Former Secretary of State Hillary Clinton is expected to take part in the next presidential debate.
Photograph by Joshua Roberts — Reuters
By Nina Easton
April 13, 2015

How does Hillary Clinton tackle her party’s chief economic concern—income inequality—when she’s making $200,000-a-pop speeches to Wall Street donors? Those checks can make it awkward (to say the least) to point fingers at the usual suspects.

Answer: Make the case for giving labor more muscle.

As Clinton’s economic plan starts to take shape in the coming days and weeks, watch for her to propose pro-labor ideas, such as encouraging employee profit-sharing, and making it easier for the nation’s declining unions to organize.

Earlier this year, I attended a roundtable at the ground-zero of Hillary-think, Washington’s Center for American Progress, which was founded by Clinton’s current campaign chief John Podesta and is run by Neera Tanden, Clinton’s policy director during her 2008 bid. The conversation astutely avoided Obama-style “fat cat” rhetoric in favor of more high-minded “inclusive prosperity” prescriptions. But that doesn’t mean some of her policies will be any less painful for management.

The brains behind a report released that day—authors Lawrence H. Summers, former Bill Clinton Treasury Secretary and Obama economic adviser, and British shadow chancellor of the exchequer Ed Balls—propose strengthening union organizers’ hands at the National Labor Relations Board.

Business leaders who already complain that Obama has put his thumb on pro-union scales at the NLRB won’t be happy.

Politically, though, it’s a position that enables Clinton to set herself apart from emerging Republican presidential candidates, who blame Big Labor for destroying the fiscal health of states, cities and industries such as the auto sector. Wisconsin Gov. Scott Walker’s victories over public sector unions propelled him to the top tier of GOP presidential nominees. But the Summers-Balls report condemns Wisconsin, Michigan and Indiana for passing laws restricting collective bargaining by public employees—and blames right-to-work states for weakening workers’ abilities to secure higher wages.

Clinton was a favorite of big business in her primary campaign against Barack Obama. In fact, Fortune‘s July 2007 cover story, “Business Loves Hillary!” found that she was supported by more than 150 top executives. That business-friendly reputation—combined with more recent revelations of big corporate donations to the Clinton Foundation—has drawn the suspicion of the party’s pro-union left wing.

Moreover, the centrist businesspeople who support her tend to be avid free traders, angering union leaders by embracing trade agreements like those now under negotiation with Asia and the European Union. And unions remain upset over NAFTA, the free trade deal brokered by President Bill Clinton.

Promoting unions as part of “inclusive capitalism” may buy back some of that good will, as could supporting a hike in the minimum wage (Summers and Balls propose $10.10, with automatic cost-of-living hikes to avoid routine political battles) and giving workers more rights at franchises like McDonalds.

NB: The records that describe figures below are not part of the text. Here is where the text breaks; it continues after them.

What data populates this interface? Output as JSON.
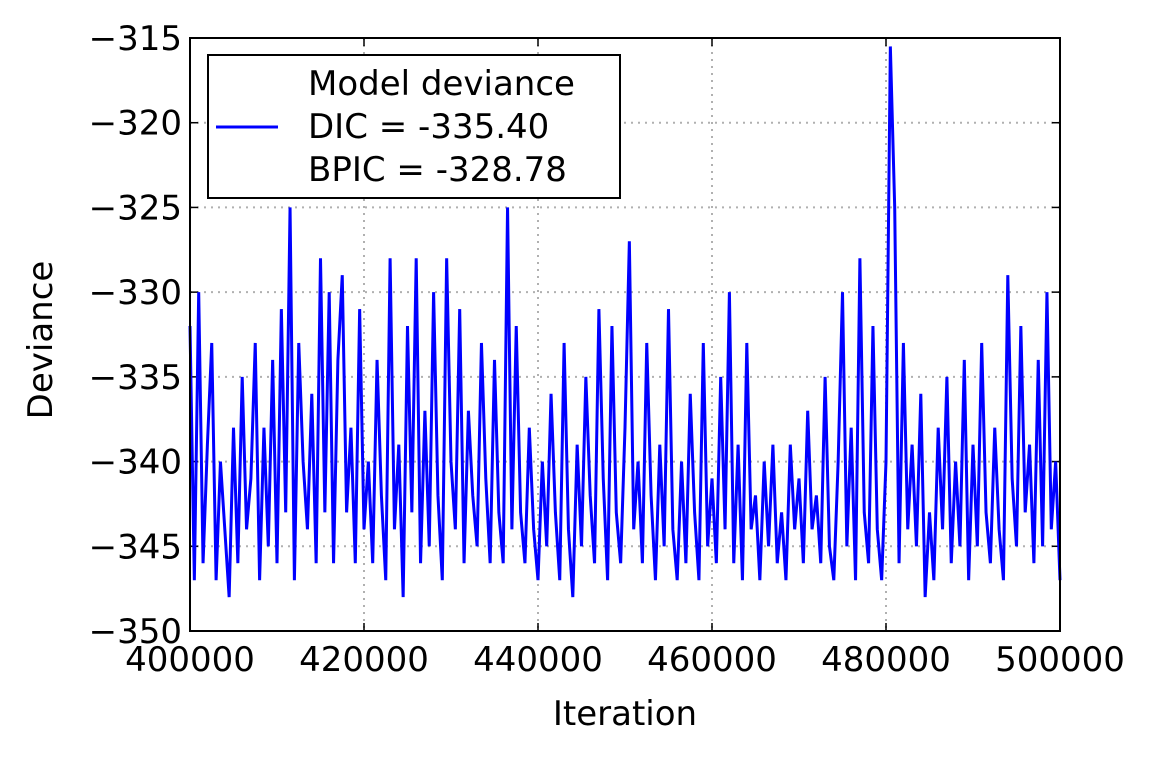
{
  "chart_data": {
    "type": "line",
    "xlabel": "Iteration",
    "ylabel": "Deviance",
    "xlim": [
      400000,
      500000
    ],
    "xticks": [
      400000,
      420000,
      440000,
      460000,
      480000,
      500000
    ],
    "ylim": [
      -350,
      -315
    ],
    "yticks": [
      {
        "value": -350,
        "label": "−350"
      },
      {
        "value": -345,
        "label": "−345"
      },
      {
        "value": -340,
        "label": "−340"
      },
      {
        "value": -335,
        "label": "−335"
      },
      {
        "value": -330,
        "label": "−330"
      },
      {
        "value": -325,
        "label": "−325"
      },
      {
        "value": -320,
        "label": "−320"
      },
      {
        "value": -315,
        "label": "−315"
      }
    ],
    "grid": true,
    "legend_position": "upper left",
    "legend_notes": [
      "DIC = -335.40",
      "BPIC = -328.78"
    ],
    "x": [
      400000,
      400500,
      401000,
      401500,
      402000,
      402500,
      403000,
      403500,
      404000,
      404500,
      405000,
      405500,
      406000,
      406500,
      407000,
      407500,
      408000,
      408500,
      409000,
      409500,
      410000,
      410500,
      411000,
      411500,
      412000,
      412500,
      413000,
      413500,
      414000,
      414500,
      415000,
      415500,
      416000,
      416500,
      417000,
      417500,
      418000,
      418500,
      419000,
      419500,
      420000,
      420500,
      421000,
      421500,
      422000,
      422500,
      423000,
      423500,
      424000,
      424500,
      425000,
      425500,
      426000,
      426500,
      427000,
      427500,
      428000,
      428500,
      429000,
      429500,
      430000,
      430500,
      431000,
      431500,
      432000,
      432500,
      433000,
      433500,
      434000,
      434500,
      435000,
      435500,
      436000,
      436500,
      437000,
      437500,
      438000,
      438500,
      439000,
      439500,
      440000,
      440500,
      441000,
      441500,
      442000,
      442500,
      443000,
      443500,
      444000,
      444500,
      445000,
      445500,
      446000,
      446500,
      447000,
      447500,
      448000,
      448500,
      449000,
      449500,
      450000,
      450500,
      451000,
      451500,
      452000,
      452500,
      453000,
      453500,
      454000,
      454500,
      455000,
      455500,
      456000,
      456500,
      457000,
      457500,
      458000,
      458500,
      459000,
      459500,
      460000,
      460500,
      461000,
      461500,
      462000,
      462500,
      463000,
      463500,
      464000,
      464500,
      465000,
      465500,
      466000,
      466500,
      467000,
      467500,
      468000,
      468500,
      469000,
      469500,
      470000,
      470500,
      471000,
      471500,
      472000,
      472500,
      473000,
      473500,
      474000,
      474500,
      475000,
      475500,
      476000,
      476500,
      477000,
      477500,
      478000,
      478500,
      479000,
      479500,
      480000,
      480500,
      481000,
      481500,
      482000,
      482500,
      483000,
      483500,
      484000,
      484500,
      485000,
      485500,
      486000,
      486500,
      487000,
      487500,
      488000,
      488500,
      489000,
      489500,
      490000,
      490500,
      491000,
      491500,
      492000,
      492500,
      493000,
      493500,
      494000,
      494500,
      495000,
      495500,
      496000,
      496500,
      497000,
      497500,
      498000,
      498500,
      499000,
      499500,
      500000
    ],
    "series": [
      {
        "name": "Model deviance",
        "color": "#0000ff",
        "values": [
          -332,
          -347,
          -330,
          -346,
          -339,
          -333,
          -347,
          -340,
          -344,
          -348,
          -338,
          -346,
          -335,
          -344,
          -341,
          -333,
          -347,
          -338,
          -345,
          -334,
          -346,
          -331,
          -343,
          -325,
          -347,
          -333,
          -340,
          -344,
          -336,
          -346,
          -328,
          -343,
          -330,
          -346,
          -334,
          -329,
          -343,
          -338,
          -346,
          -331,
          -344,
          -340,
          -346,
          -334,
          -342,
          -347,
          -328,
          -344,
          -339,
          -348,
          -332,
          -343,
          -328,
          -346,
          -337,
          -345,
          -330,
          -342,
          -347,
          -328,
          -340,
          -344,
          -331,
          -346,
          -337,
          -342,
          -345,
          -333,
          -341,
          -346,
          -334,
          -343,
          -346,
          -325,
          -344,
          -332,
          -343,
          -346,
          -338,
          -344,
          -347,
          -340,
          -345,
          -336,
          -343,
          -347,
          -333,
          -344,
          -348,
          -339,
          -345,
          -335,
          -342,
          -346,
          -331,
          -341,
          -347,
          -332,
          -343,
          -346,
          -338,
          -327,
          -344,
          -340,
          -346,
          -333,
          -342,
          -347,
          -339,
          -345,
          -331,
          -344,
          -347,
          -340,
          -346,
          -336,
          -343,
          -347,
          -333,
          -345,
          -341,
          -346,
          -335,
          -344,
          -330,
          -346,
          -339,
          -347,
          -333,
          -344,
          -342,
          -347,
          -340,
          -345,
          -339,
          -346,
          -343,
          -347,
          -339,
          -344,
          -341,
          -346,
          -337,
          -344,
          -342,
          -346,
          -335,
          -345,
          -347,
          -340,
          -330,
          -345,
          -338,
          -347,
          -328,
          -343,
          -346,
          -332,
          -344,
          -347,
          -340,
          -315.5,
          -325,
          -346,
          -333,
          -344,
          -339,
          -345,
          -336,
          -348,
          -343,
          -347,
          -338,
          -344,
          -335,
          -346,
          -340,
          -345,
          -334,
          -347,
          -339,
          -345,
          -333,
          -343,
          -346,
          -338,
          -344,
          -347,
          -329,
          -341,
          -345,
          -332,
          -343,
          -339,
          -346,
          -334,
          -345,
          -330,
          -344,
          -340,
          -347
        ]
      }
    ]
  }
}
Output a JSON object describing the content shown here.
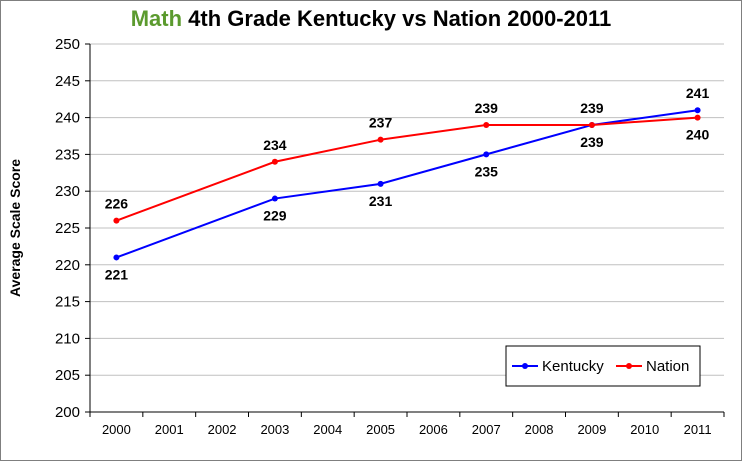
{
  "title": {
    "accent": "Math",
    "rest": "4th Grade Kentucky vs Nation 2000-2011"
  },
  "chart_data": {
    "type": "line",
    "title": "Math 4th Grade Kentucky vs Nation 2000-2011",
    "xlabel": "",
    "ylabel": "Average Scale Score",
    "categories": [
      "2000",
      "2001",
      "2002",
      "2003",
      "2004",
      "2005",
      "2006",
      "2007",
      "2008",
      "2009",
      "2010",
      "2011"
    ],
    "ylim": [
      200,
      250
    ],
    "yticks": [
      200,
      205,
      210,
      215,
      220,
      225,
      230,
      235,
      240,
      245,
      250
    ],
    "grid": true,
    "legend": "bottom-right",
    "series": [
      {
        "name": "Kentucky",
        "color": "#0000ff",
        "points": [
          {
            "x": "2000",
            "y": 221
          },
          {
            "x": "2003",
            "y": 229
          },
          {
            "x": "2005",
            "y": 231
          },
          {
            "x": "2007",
            "y": 235
          },
          {
            "x": "2009",
            "y": 239
          },
          {
            "x": "2011",
            "y": 241
          }
        ],
        "label_position": [
          "below",
          "below",
          "below",
          "below",
          "below",
          "above"
        ]
      },
      {
        "name": "Nation",
        "color": "#ff0000",
        "points": [
          {
            "x": "2000",
            "y": 226
          },
          {
            "x": "2003",
            "y": 234
          },
          {
            "x": "2005",
            "y": 237
          },
          {
            "x": "2007",
            "y": 239
          },
          {
            "x": "2009",
            "y": 239
          },
          {
            "x": "2011",
            "y": 240
          }
        ],
        "label_position": [
          "above",
          "above",
          "above",
          "above",
          "above",
          "below"
        ]
      }
    ]
  }
}
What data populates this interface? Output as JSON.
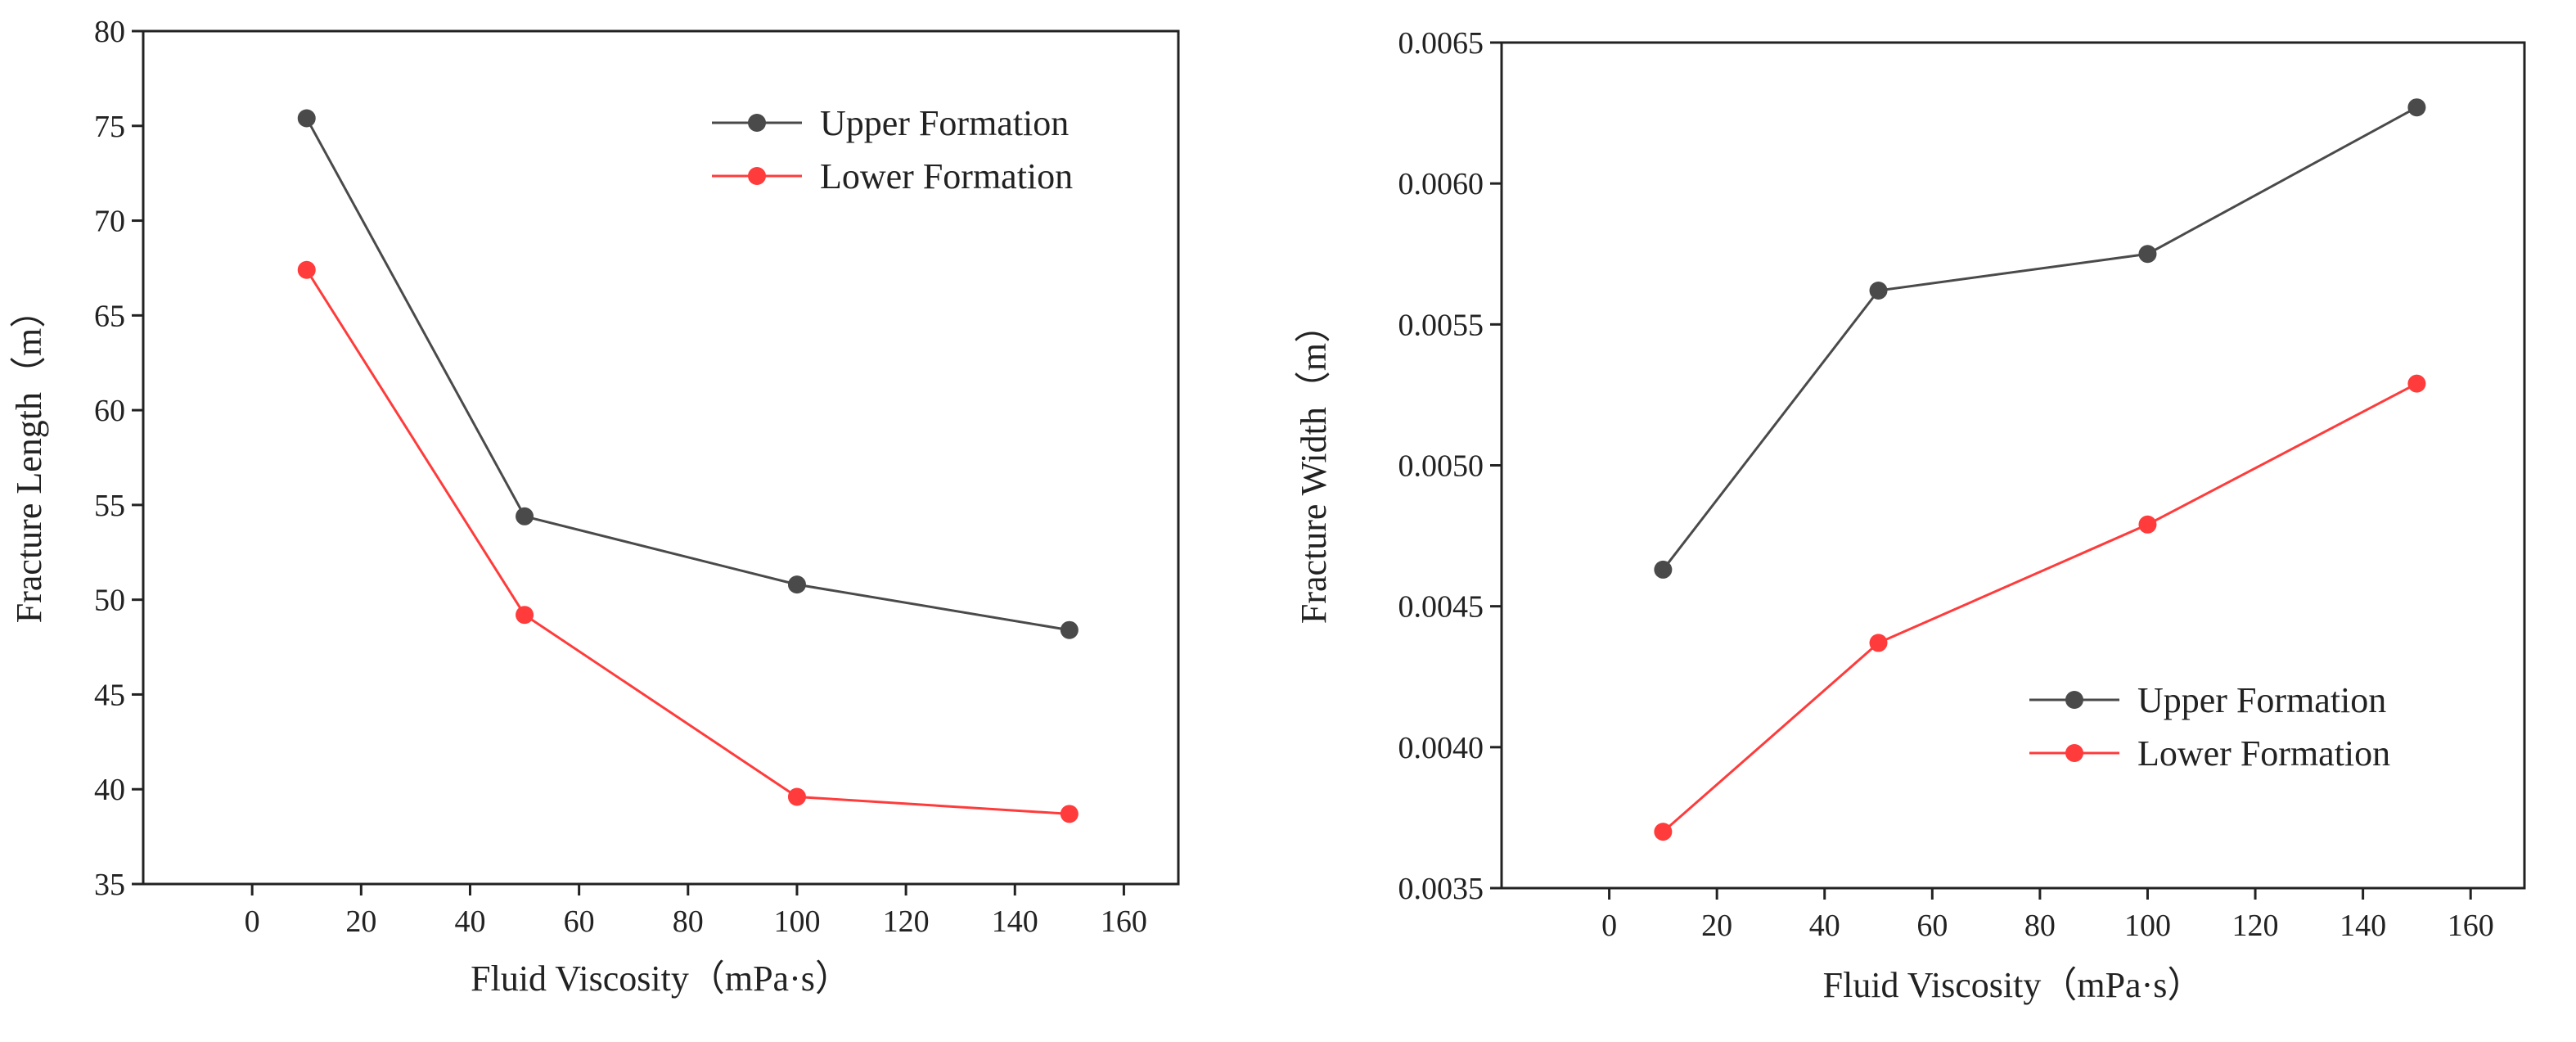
{
  "chart_data": [
    {
      "type": "line",
      "title": "",
      "xlabel": "Fluid Viscosity（mPa·s）",
      "ylabel": "Fracture Length（m）",
      "xlim": [
        -20,
        170
      ],
      "ylim": [
        35,
        80
      ],
      "xticks": [
        0,
        20,
        40,
        60,
        80,
        100,
        120,
        140,
        160
      ],
      "yticks": [
        35,
        40,
        45,
        50,
        55,
        60,
        65,
        70,
        75,
        80
      ],
      "x": [
        10,
        50,
        100,
        150
      ],
      "legend_position": "top-right",
      "series": [
        {
          "name": "Upper Formation",
          "color": "#4a4a4a",
          "values": [
            75.4,
            54.4,
            50.8,
            48.4
          ]
        },
        {
          "name": "Lower Formation",
          "color": "#ff3b3b",
          "values": [
            67.4,
            49.2,
            39.6,
            38.7
          ]
        }
      ]
    },
    {
      "type": "line",
      "title": "",
      "xlabel": "Fluid Viscosity（mPa·s）",
      "ylabel": "Fracture Width（m）",
      "xlim": [
        -20,
        170
      ],
      "ylim": [
        0.0035,
        0.0065
      ],
      "xticks": [
        0,
        20,
        40,
        60,
        80,
        100,
        120,
        140,
        160
      ],
      "yticks": [
        0.0035,
        0.004,
        0.0045,
        0.005,
        0.0055,
        0.006,
        0.0065
      ],
      "ytick_decimals": 4,
      "x": [
        10,
        50,
        100,
        150
      ],
      "legend_position": "bottom-right",
      "series": [
        {
          "name": "Upper Formation",
          "color": "#4a4a4a",
          "values": [
            0.00463,
            0.00562,
            0.00575,
            0.00627
          ]
        },
        {
          "name": "Lower Formation",
          "color": "#ff3b3b",
          "values": [
            0.0037,
            0.00437,
            0.00479,
            0.00529
          ]
        }
      ]
    }
  ]
}
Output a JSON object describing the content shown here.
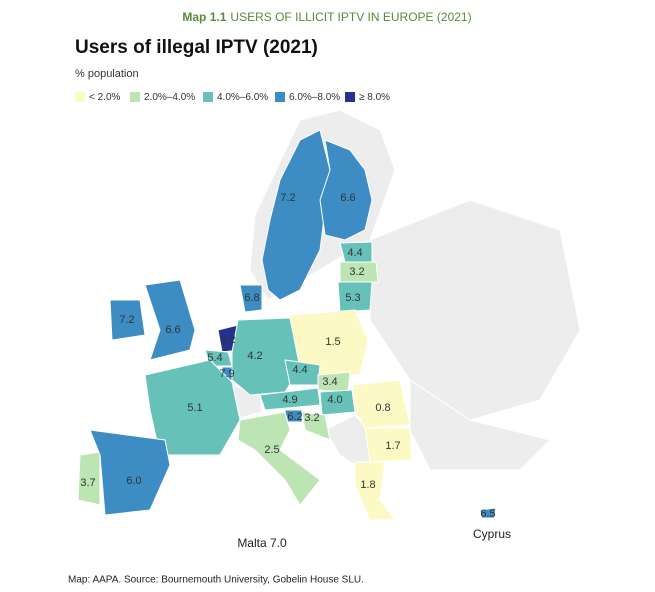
{
  "header": {
    "map_number": "Map 1.1",
    "title": "USERS OF ILLICIT IPTV IN EUROPE (2021)"
  },
  "title": "Users of illegal IPTV (2021)",
  "subtitle": "% population",
  "legend": [
    {
      "label": "< 2.0%",
      "color": "#fdf9c4"
    },
    {
      "label": "2.0%–4.0%",
      "color": "#bde5b4"
    },
    {
      "label": "4.0%–6.0%",
      "color": "#66c2b8"
    },
    {
      "label": "6.0%–8.0%",
      "color": "#3d8cc4"
    },
    {
      "label": "≥ 8.0%",
      "color": "#233191"
    }
  ],
  "regions": [
    {
      "label": "7.2",
      "color": "#3d8cc4"
    },
    {
      "label": "6.6",
      "color": "#3d8cc4"
    },
    {
      "label": "4.4",
      "color": "#66c2b8"
    },
    {
      "label": "3.2",
      "color": "#bde5b4"
    },
    {
      "label": "5.3",
      "color": "#66c2b8"
    },
    {
      "label": "6.8",
      "color": "#3d8cc4"
    },
    {
      "label": "7.2",
      "color": "#3d8cc4"
    },
    {
      "label": "6.6",
      "color": "#3d8cc4"
    },
    {
      "label": "1.5",
      "color": "#fdf9c4"
    },
    {
      "label": "8.2",
      "color": "#233191"
    },
    {
      "label": "5.4",
      "color": "#66c2b8"
    },
    {
      "label": "7.9",
      "color": "#3d8cc4"
    },
    {
      "label": "4.2",
      "color": "#66c2b8"
    },
    {
      "label": "4.4",
      "color": "#66c2b8"
    },
    {
      "label": "3.4",
      "color": "#bde5b4"
    },
    {
      "label": "5.1",
      "color": "#66c2b8"
    },
    {
      "label": "4.9",
      "color": "#66c2b8"
    },
    {
      "label": "4.0",
      "color": "#66c2b8"
    },
    {
      "label": "6.2",
      "color": "#3d8cc4"
    },
    {
      "label": "3.2",
      "color": "#bde5b4"
    },
    {
      "label": "0.8",
      "color": "#fdf9c4"
    },
    {
      "label": "1.7",
      "color": "#fdf9c4"
    },
    {
      "label": "2.5",
      "color": "#bde5b4"
    },
    {
      "label": "3.7",
      "color": "#bde5b4"
    },
    {
      "label": "6.0",
      "color": "#3d8cc4"
    },
    {
      "label": "1.8",
      "color": "#fdf9c4"
    },
    {
      "label": "6.5",
      "color": "#3d8cc4"
    }
  ],
  "malta_label": "Malta 7.0",
  "cyprus_label": "Cyprus",
  "source": "Map: AAPA. Source: Bournemouth University, Gobelin House SLU."
}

Other policies supported by Summers and Balls fall under the category of “nudging” corporate management, so they’re less likely to prompt business objections. Rather than being a multi-millionaire who condemns big CEO salaries and Wall Street bonuses, watch for Clinton to borrow these recommendations to spread the wealth. Summers and Balls propose using tax incentives for profit-sharing plans and ESOPS, and encourage companies to build education plans for employees—all guided by a new “Office of Inclusive Capitalism” at the Commerce Department.

By focusing on bottom-up-rhetoric, Hillary Clinton can avoid blame-the-rich tirades against her long list of business-leader friends. She can continue to mine her ties to powerful Wall Street figures like Goldman Sachs CEO Lloyd Blankfein and Morgan Stanley vice chair Tom Nides.

More importantly, she doesn’t have to try so hard to imitate the populist anti-big business rhetoric of that progressive favorite, Massachusetts Senator Elizabeth Warren, who wants to do things like break up America’s largest banks.

And, as we’ve seen, traveling down the populist road for a Clinton can be—well—awkward. “Don’t let anyone tell you that it’s corporations and businesses that create jobs,” Clinton proclaimed on the midterm campaign trail last year—that is, before she had to backpedal.